Here's a practical example of a customer support assistant that accesses multiple integrations:


```typescript
async function createSupportAssistant(crm_connection_id, hris_connection_id, zendesk_connection_id) {
    // Fetch tools from multiple Unified connections
    const crmTools = await fetchUnifiedTools(crm_connection_id, 'crm_contact_read,crm_deal_read', { type: 'anthropic', defer_tools: 'list_crm_'});
    const ticketingTools = await fetchUnifiedTools(zendesk_connection_id, 'ticketing_ticket_read,ticketing_ticket_write', { type: 'anthropic', defer_tools: 'list_crm_'});
    const hrisTools = await fetchUnifiedTools(hris_connection_id, 'hris_employee_read', { type: 'anthropic', defer_tools: 'list_crm_'});

    // Combine all tools with defer_loading
    const tools = [
        ...crmTools,
        ...ticketingTools,
        ...hrisTools
    ];

    // Total: 150+ tools, with all listX tools being deffered
    return await anthropic.beta.messages.create({
        model: "claude-sonnet-4-5-20250929",
        betas: ["advanced-tool-use-2025-11-20"],
        max_tokens: 4096,
        messages: [{
            role: "user",
            content: "Customer John Doe from Acme Corp called about ticket #12345. Show me his account info, open tickets, and any recent deals."
        }],
        tools: tools
    });
}
```


## Resources

- [Unified MCP Server Overview](https://docs.unified.to/mcp/overview)
- [MCP Installation & Usage](https://docs.unified.to/mcp/installation)
- [MCP Server Options](https://docs.unified.to/mcp/server-options)
- [Anthropic Tool Search Documentation](https://platform.claude.com/docs/en/agents-and-tools/tool-use/tool-search-tool)
- [Anthropic MCP Integration Guide](https://platform.claude.com/docs/en/agents-and-tools/tool-use/tool-search-tool#mcp-integration)

## TLDR


Anthropic's `defer_loading` feature is a game-changer for building AI applications with Unified's MCP server.

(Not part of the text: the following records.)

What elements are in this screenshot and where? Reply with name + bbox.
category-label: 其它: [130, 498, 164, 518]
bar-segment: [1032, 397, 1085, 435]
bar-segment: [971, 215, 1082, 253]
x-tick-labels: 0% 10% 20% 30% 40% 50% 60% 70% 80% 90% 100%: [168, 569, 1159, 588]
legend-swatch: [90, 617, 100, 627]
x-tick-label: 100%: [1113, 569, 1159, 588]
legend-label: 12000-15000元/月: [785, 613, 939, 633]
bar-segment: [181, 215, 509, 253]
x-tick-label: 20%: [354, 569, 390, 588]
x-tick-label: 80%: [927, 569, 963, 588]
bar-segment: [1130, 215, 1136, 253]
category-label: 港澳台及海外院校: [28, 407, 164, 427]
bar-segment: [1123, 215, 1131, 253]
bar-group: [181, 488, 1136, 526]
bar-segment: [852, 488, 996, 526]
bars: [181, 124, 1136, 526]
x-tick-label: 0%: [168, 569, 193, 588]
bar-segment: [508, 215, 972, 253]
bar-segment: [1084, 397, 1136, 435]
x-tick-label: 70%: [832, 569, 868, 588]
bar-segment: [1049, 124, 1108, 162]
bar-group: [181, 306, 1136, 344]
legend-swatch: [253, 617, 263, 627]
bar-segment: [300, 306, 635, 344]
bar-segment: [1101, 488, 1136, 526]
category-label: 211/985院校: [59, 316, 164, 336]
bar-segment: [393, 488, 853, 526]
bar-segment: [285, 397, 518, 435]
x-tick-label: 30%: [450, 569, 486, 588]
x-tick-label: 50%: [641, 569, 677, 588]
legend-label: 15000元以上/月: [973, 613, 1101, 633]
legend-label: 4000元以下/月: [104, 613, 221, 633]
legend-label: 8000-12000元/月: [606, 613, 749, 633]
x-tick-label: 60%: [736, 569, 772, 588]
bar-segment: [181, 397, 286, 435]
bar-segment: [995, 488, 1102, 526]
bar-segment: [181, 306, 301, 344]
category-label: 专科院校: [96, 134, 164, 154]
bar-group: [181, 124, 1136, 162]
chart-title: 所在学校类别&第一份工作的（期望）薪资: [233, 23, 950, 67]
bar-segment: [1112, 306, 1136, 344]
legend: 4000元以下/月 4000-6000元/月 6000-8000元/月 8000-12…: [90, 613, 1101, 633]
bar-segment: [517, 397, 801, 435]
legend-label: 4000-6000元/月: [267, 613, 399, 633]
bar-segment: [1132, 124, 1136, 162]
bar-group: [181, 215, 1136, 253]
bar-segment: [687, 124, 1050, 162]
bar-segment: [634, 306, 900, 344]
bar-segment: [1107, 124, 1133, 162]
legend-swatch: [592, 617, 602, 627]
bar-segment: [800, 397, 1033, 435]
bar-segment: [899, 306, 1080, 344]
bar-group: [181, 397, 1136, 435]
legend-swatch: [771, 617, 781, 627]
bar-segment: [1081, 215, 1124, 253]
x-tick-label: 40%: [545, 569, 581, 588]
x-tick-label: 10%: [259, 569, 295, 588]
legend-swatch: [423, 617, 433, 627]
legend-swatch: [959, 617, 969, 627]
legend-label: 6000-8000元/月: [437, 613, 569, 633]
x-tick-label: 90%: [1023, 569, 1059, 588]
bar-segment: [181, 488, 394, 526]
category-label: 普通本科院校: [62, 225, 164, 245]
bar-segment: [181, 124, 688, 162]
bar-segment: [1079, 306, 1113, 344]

By the LLM API dynamically loading tools on-demand, you can:

- **Scale to hundreds of tools** across multiple integrations
- **Reduce context usage** by 80-90%
- **Improve tool selection accuracy** significantly
- **Build more capable AI assistants** that access diverse data sources

Start by adding the tool search tool and marking your Unified MCP tools as deferred. Monitor your token usage and tool selection accuracy to see the immediate benefits.


The combination of Unified's extensive integration network and Anthropic's intelligent tool search opens up possibilities for building truly comprehensive AI agents that can work across your entire SaaS ecosystem.